Walau kesal, Denita yang tidak berdaya hanya bisa menyeret langkahnya menuju kamar. Sesampainya di kamar, Denita langsung melepas pakaiannya yang kotor, lalu melemparkannya ke sembarang tempat. Setelah itu, dia segera masuk ke dalam kamar mandi. Malam ini dia berendam dengan air hangat untuk merilekskan ototnya yang sudah tegang sepanjang hari.

Disela aktivitas mandinya, Denita kembali teringat akan pertemuannya dengan Angga 5 jam yang lalu.

* * *

5 jam yang lalu,

Di sebuah kamar apartemen berukuran 27 meter persegi, Denita duduk di sebuah sofa panjang dari bahan kulit berwarna hitam sembari menyesap kopi hangatnya.

"Mas, kapan kamu menceraikan Salsa?" tanya Denita.

"Sudah empat tahun!" sambungnya mengingatkan, karena pria yang sedang ditanya tak kunjung menjawab.

Selama beberapa menit, kamar itu hanya diisi keheningan. Sambil menyeruput kopi panasnya, Denita terus mencuri lirik pada pria yang sedang duduk di sampingnya.

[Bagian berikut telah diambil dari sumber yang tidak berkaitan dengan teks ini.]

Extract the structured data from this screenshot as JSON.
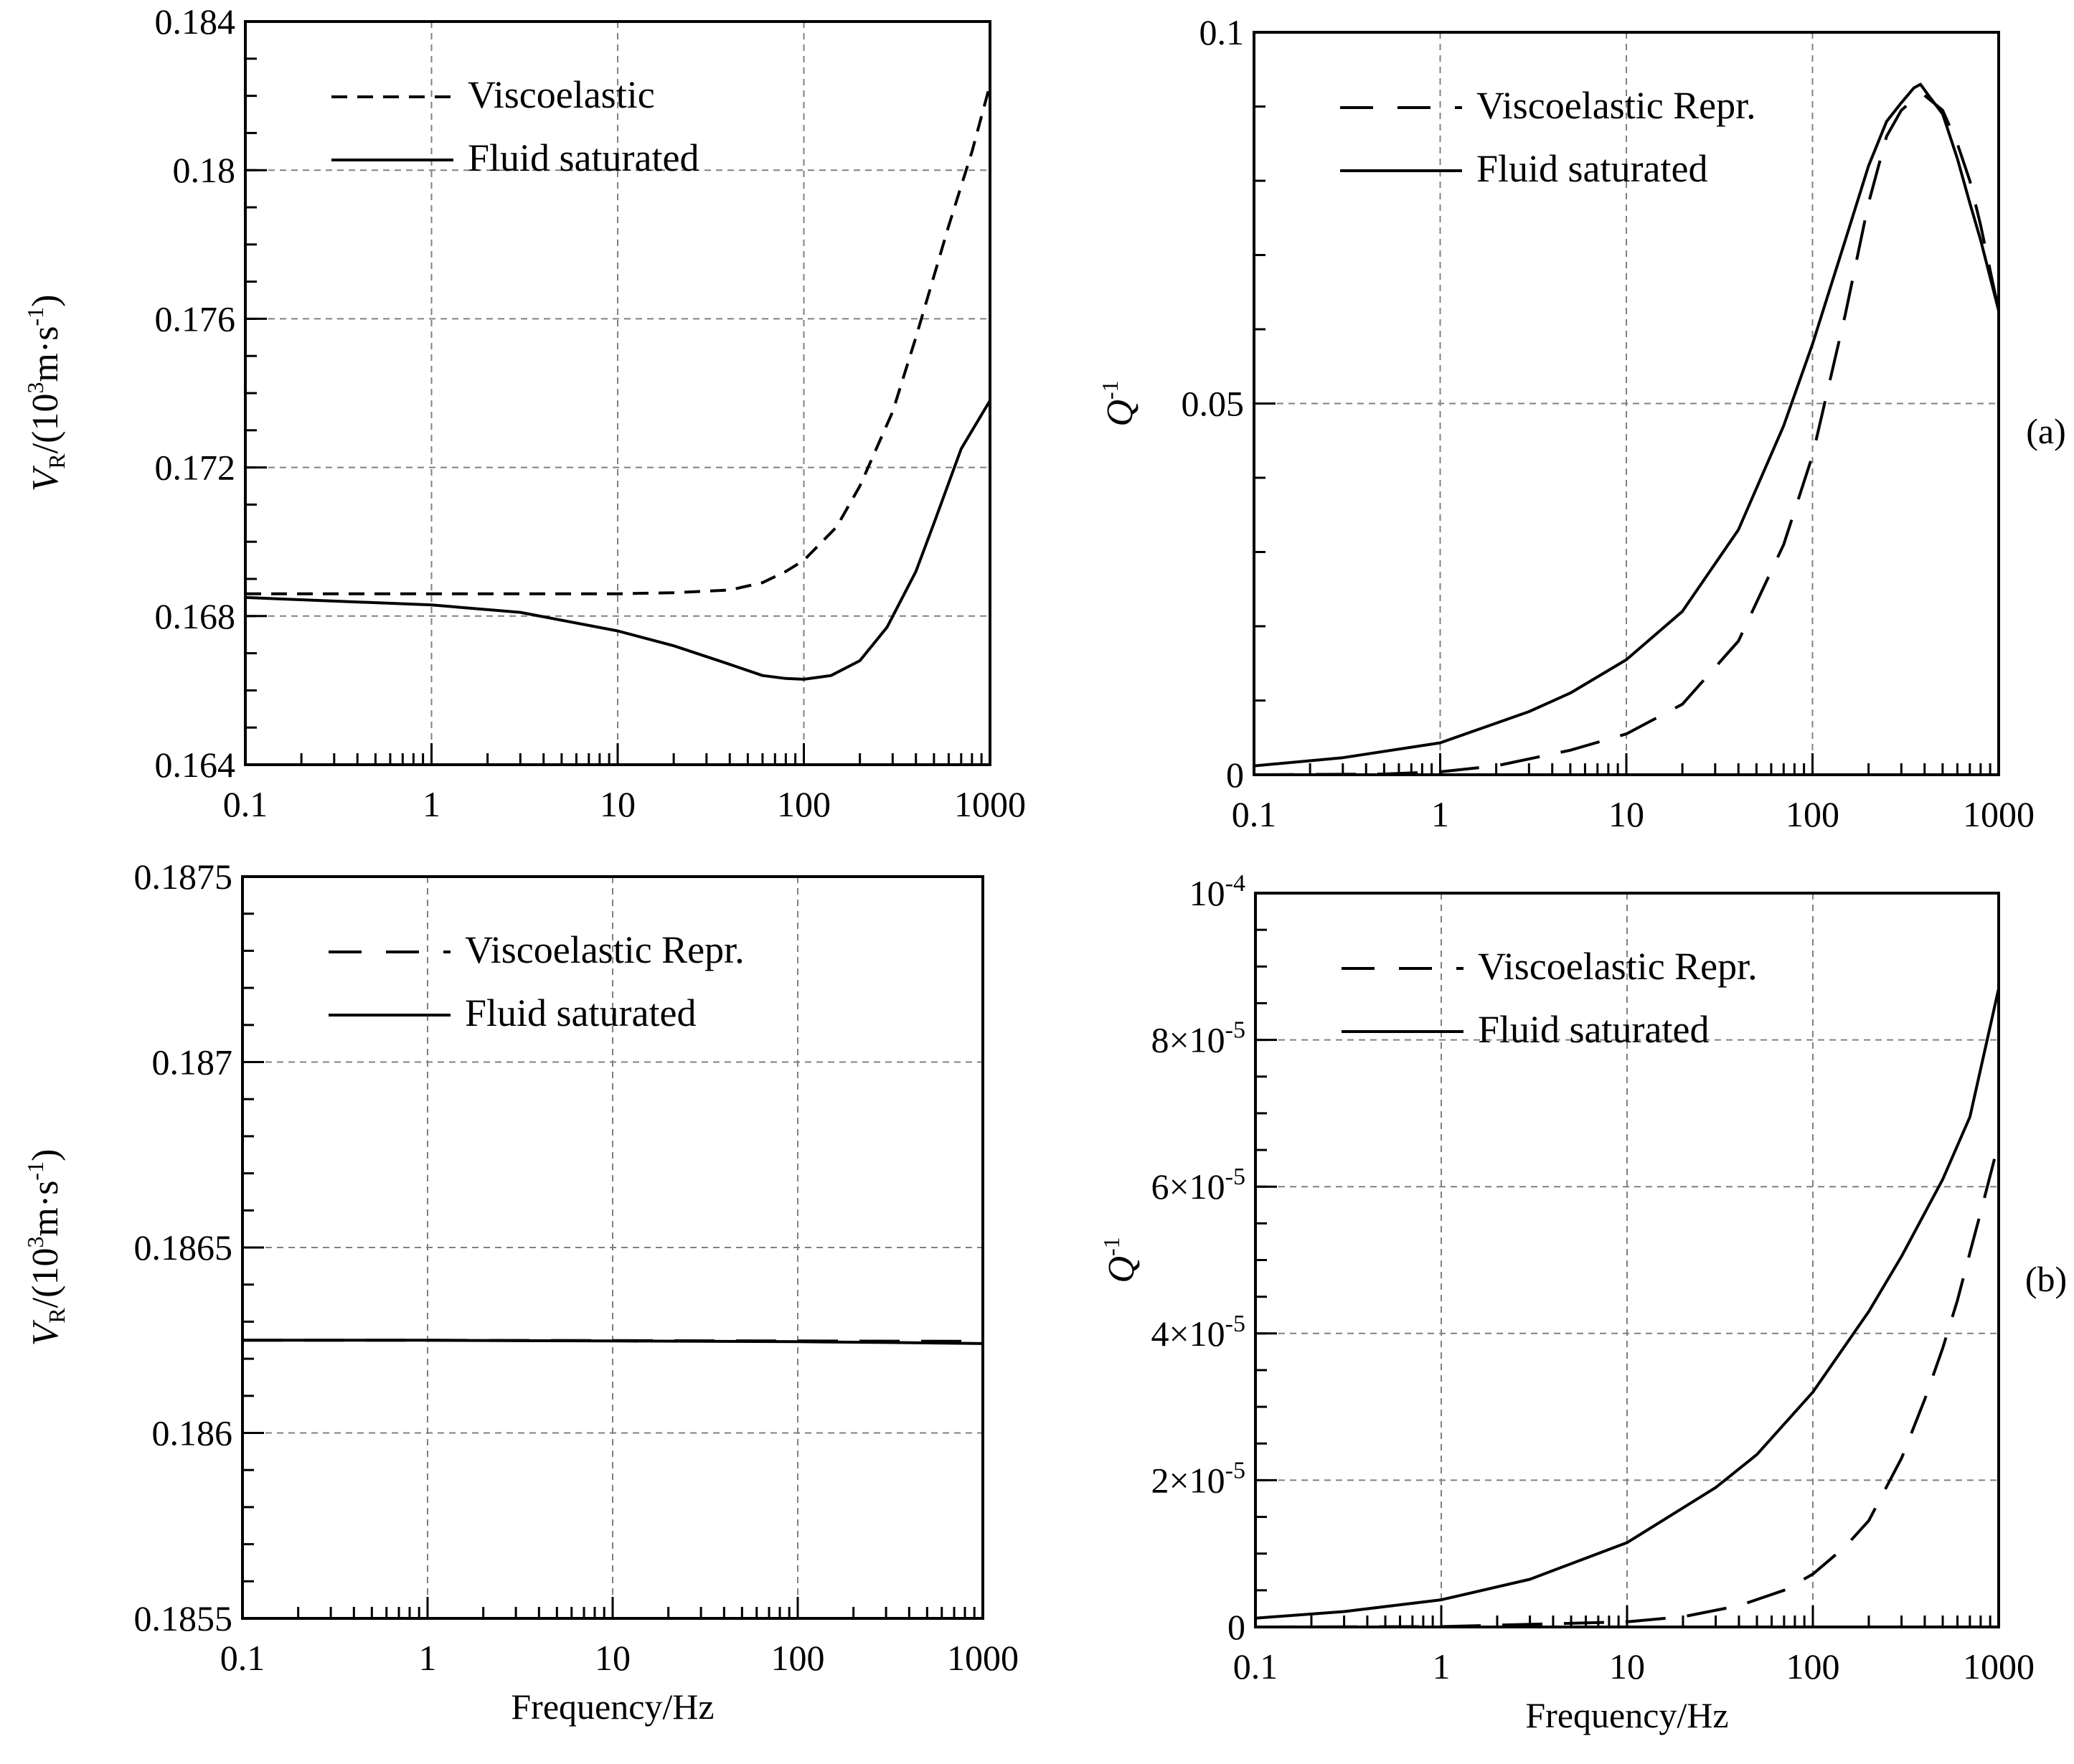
{
  "panel_labels": {
    "a": "(a)",
    "b": "(b)"
  },
  "colors": {
    "ink": "#000000",
    "grid": "#808080",
    "background": "#ffffff"
  },
  "chart_data": [
    {
      "id": "a_left",
      "type": "line",
      "xscale": "log",
      "xlim": [
        0.1,
        1000
      ],
      "ylim": [
        0.164,
        0.184
      ],
      "x_ticks": [
        0.1,
        1,
        10,
        100,
        1000
      ],
      "x_tick_labels": [
        "0.1",
        "1",
        "10",
        "100",
        "1000"
      ],
      "y_ticks": [
        0.164,
        0.168,
        0.172,
        0.176,
        0.18,
        0.184
      ],
      "y_tick_labels": [
        "0.164",
        "0.168",
        "0.172",
        "0.176",
        "0.18",
        "0.184"
      ],
      "y_minor_step": 0.001,
      "ylabel": {
        "main": "V",
        "sub": "R",
        "rest": "/(10",
        "sup": "3",
        "rest2": "m·s",
        "sup2": "-1",
        "close": ")"
      },
      "grid": true,
      "legend_position": "top-left",
      "series": [
        {
          "name": "Viscoelastic",
          "dash": "short",
          "x": [
            0.1,
            1,
            10,
            20,
            40,
            60,
            80,
            100,
            150,
            200,
            300,
            400,
            600,
            800,
            1000
          ],
          "y": [
            0.1686,
            0.1686,
            0.1686,
            0.16863,
            0.1687,
            0.1689,
            0.1692,
            0.1695,
            0.1704,
            0.1715,
            0.1735,
            0.1755,
            0.1785,
            0.1805,
            0.1823
          ]
        },
        {
          "name": "Fluid saturated",
          "dash": "solid",
          "x": [
            0.1,
            1,
            3,
            10,
            20,
            40,
            60,
            80,
            100,
            140,
            200,
            280,
            400,
            500,
            700,
            1000
          ],
          "y": [
            0.1685,
            0.1683,
            0.1681,
            0.1676,
            0.1672,
            0.1667,
            0.1664,
            0.16632,
            0.1663,
            0.1664,
            0.1668,
            0.1677,
            0.1692,
            0.1705,
            0.1725,
            0.1738
          ]
        }
      ]
    },
    {
      "id": "a_right",
      "type": "line",
      "xscale": "log",
      "xlim": [
        0.1,
        1000
      ],
      "ylim": [
        0,
        0.1
      ],
      "x_ticks": [
        0.1,
        1,
        10,
        100,
        1000
      ],
      "x_tick_labels": [
        "0.1",
        "1",
        "10",
        "100",
        "1000"
      ],
      "y_ticks": [
        0,
        0.05,
        0.1
      ],
      "y_tick_labels": [
        "0",
        "0.05",
        "0.1"
      ],
      "y_minor_step": 0.01,
      "ylabel": {
        "main": "Q",
        "sup": "-1"
      },
      "grid": true,
      "legend_position": "top-left",
      "series": [
        {
          "name": "Viscoelastic Repr.",
          "dash": "long",
          "x": [
            0.1,
            0.5,
            1,
            2,
            5,
            10,
            20,
            40,
            70,
            100,
            150,
            200,
            250,
            300,
            350,
            400,
            500,
            600,
            700,
            800,
            1000
          ],
          "y": [
            0,
            0.0001,
            0.0004,
            0.0012,
            0.0033,
            0.0055,
            0.0095,
            0.018,
            0.031,
            0.043,
            0.062,
            0.077,
            0.086,
            0.0895,
            0.091,
            0.0915,
            0.0895,
            0.085,
            0.08,
            0.074,
            0.0625
          ]
        },
        {
          "name": "Fluid saturated",
          "dash": "solid",
          "x": [
            0.1,
            0.3,
            1,
            3,
            5,
            10,
            20,
            40,
            70,
            100,
            150,
            200,
            250,
            300,
            350,
            380,
            420,
            500,
            600,
            700,
            800,
            1000
          ],
          "y": [
            0.0012,
            0.0023,
            0.0043,
            0.0085,
            0.011,
            0.0155,
            0.022,
            0.033,
            0.047,
            0.058,
            0.072,
            0.082,
            0.088,
            0.0905,
            0.0925,
            0.093,
            0.0915,
            0.089,
            0.083,
            0.077,
            0.072,
            0.0625
          ]
        }
      ]
    },
    {
      "id": "b_left",
      "type": "line",
      "xscale": "log",
      "xlim": [
        0.1,
        1000
      ],
      "ylim": [
        0.1855,
        0.1875
      ],
      "x_ticks": [
        0.1,
        1,
        10,
        100,
        1000
      ],
      "x_tick_labels": [
        "0.1",
        "1",
        "10",
        "100",
        "1000"
      ],
      "y_ticks": [
        0.1855,
        0.186,
        0.1865,
        0.187,
        0.1875
      ],
      "y_tick_labels": [
        "0.1855",
        "0.186",
        "0.1865",
        "0.187",
        "0.1875"
      ],
      "y_minor_step": 0.0001,
      "xlabel": "Frequency/Hz",
      "ylabel": {
        "main": "V",
        "sub": "R",
        "rest": "/(10",
        "sup": "3",
        "rest2": "m·s",
        "sup2": "-1",
        "close": ")"
      },
      "grid": true,
      "legend_position": "top-left",
      "series": [
        {
          "name": "Viscoelastic Repr.",
          "dash": "long",
          "x": [
            0.1,
            1,
            10,
            100,
            1000
          ],
          "y": [
            0.18625,
            0.18625,
            0.186249,
            0.186248,
            0.186247
          ]
        },
        {
          "name": "Fluid saturated",
          "dash": "solid",
          "x": [
            0.1,
            1,
            10,
            100,
            300,
            1000
          ],
          "y": [
            0.18625,
            0.18625,
            0.186248,
            0.186246,
            0.186244,
            0.186241
          ]
        }
      ]
    },
    {
      "id": "b_right",
      "type": "line",
      "xscale": "log",
      "xlim": [
        0.1,
        1000
      ],
      "ylim": [
        0,
        0.0001
      ],
      "x_ticks": [
        0.1,
        1,
        10,
        100,
        1000
      ],
      "x_tick_labels": [
        "0.1",
        "1",
        "10",
        "100",
        "1000"
      ],
      "y_ticks": [
        0,
        2e-05,
        4e-05,
        6e-05,
        8e-05,
        0.0001
      ],
      "y_tick_labels": [
        {
          "base": "0"
        },
        {
          "base": "2×10",
          "exp": "-5"
        },
        {
          "base": "4×10",
          "exp": "-5"
        },
        {
          "base": "6×10",
          "exp": "-5"
        },
        {
          "base": "8×10",
          "exp": "-5"
        },
        {
          "base": "10",
          "exp": "-4"
        }
      ],
      "y_minor_step": 5e-06,
      "xlabel": "Frequency/Hz",
      "ylabel": {
        "main": "Q",
        "sup": "-1"
      },
      "grid": true,
      "legend_position": "top-left",
      "series": [
        {
          "name": "Viscoelastic Repr.",
          "dash": "long",
          "x": [
            0.1,
            1,
            10,
            20,
            40,
            70,
            100,
            150,
            200,
            300,
            400,
            500,
            600,
            700,
            800,
            1000
          ],
          "y": [
            0,
            5e-08,
            7e-07,
            1.4e-06,
            2.9e-06,
            5e-06,
            7.2e-06,
            1.1e-05,
            1.45e-05,
            2.3e-05,
            3.1e-05,
            3.8e-05,
            4.45e-05,
            5.1e-05,
            5.65e-05,
            6.6e-05
          ]
        },
        {
          "name": "Fluid saturated",
          "dash": "solid",
          "x": [
            0.1,
            0.3,
            1,
            3,
            10,
            30,
            50,
            100,
            200,
            300,
            500,
            700,
            1000
          ],
          "y": [
            1.2e-06,
            2.1e-06,
            3.7e-06,
            6.5e-06,
            1.15e-05,
            1.9e-05,
            2.35e-05,
            3.2e-05,
            4.3e-05,
            5.05e-05,
            6.1e-05,
            6.95e-05,
            8.7e-05
          ]
        }
      ]
    }
  ]
}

Pria itu terlihat begitu sibuk menggerakkan jemarinya di atas layar ponsel. Entah apa yang sedang dikerjakan sampai-sampai tidak ada waktu untuk hanya sekedar menjawab pertanyaan yang diajukan padanya.

"Mas, kamu ingat? Kita pertama kali bertemu saat usiaku masih 22 tahun. Selama waktu itu, kita telah banyak merajut mimpi bersama-sama. Hari demi hari, aku pikir kamu akan menjadi sumber bahagiaku. Tapi tahukah kamu, betapa kecewanya aku saat kamu malah tergoda dengan syarat yang diberikan Ayah agar kamu setuju untuk menikah dengan Salsa?" celetuk Denita dengan lesu.

Gerakan tangan pria itu, Dermawan Anggara Sudibjo otomatis berhenti di udara ketika mendengar ucapan Denita ini.

"Aku sudah 30 tahun, kalau kamu lupa. Mau berapa tahun lagi aku harus menunggu kamu, Mas?" tanya Denita menuntut kepastian.

Tidak ada lagi unsur kesabaran yang terdengar dalam nada suaranya. Denita sudah terlalu muak untuk terus menjadi simpanan.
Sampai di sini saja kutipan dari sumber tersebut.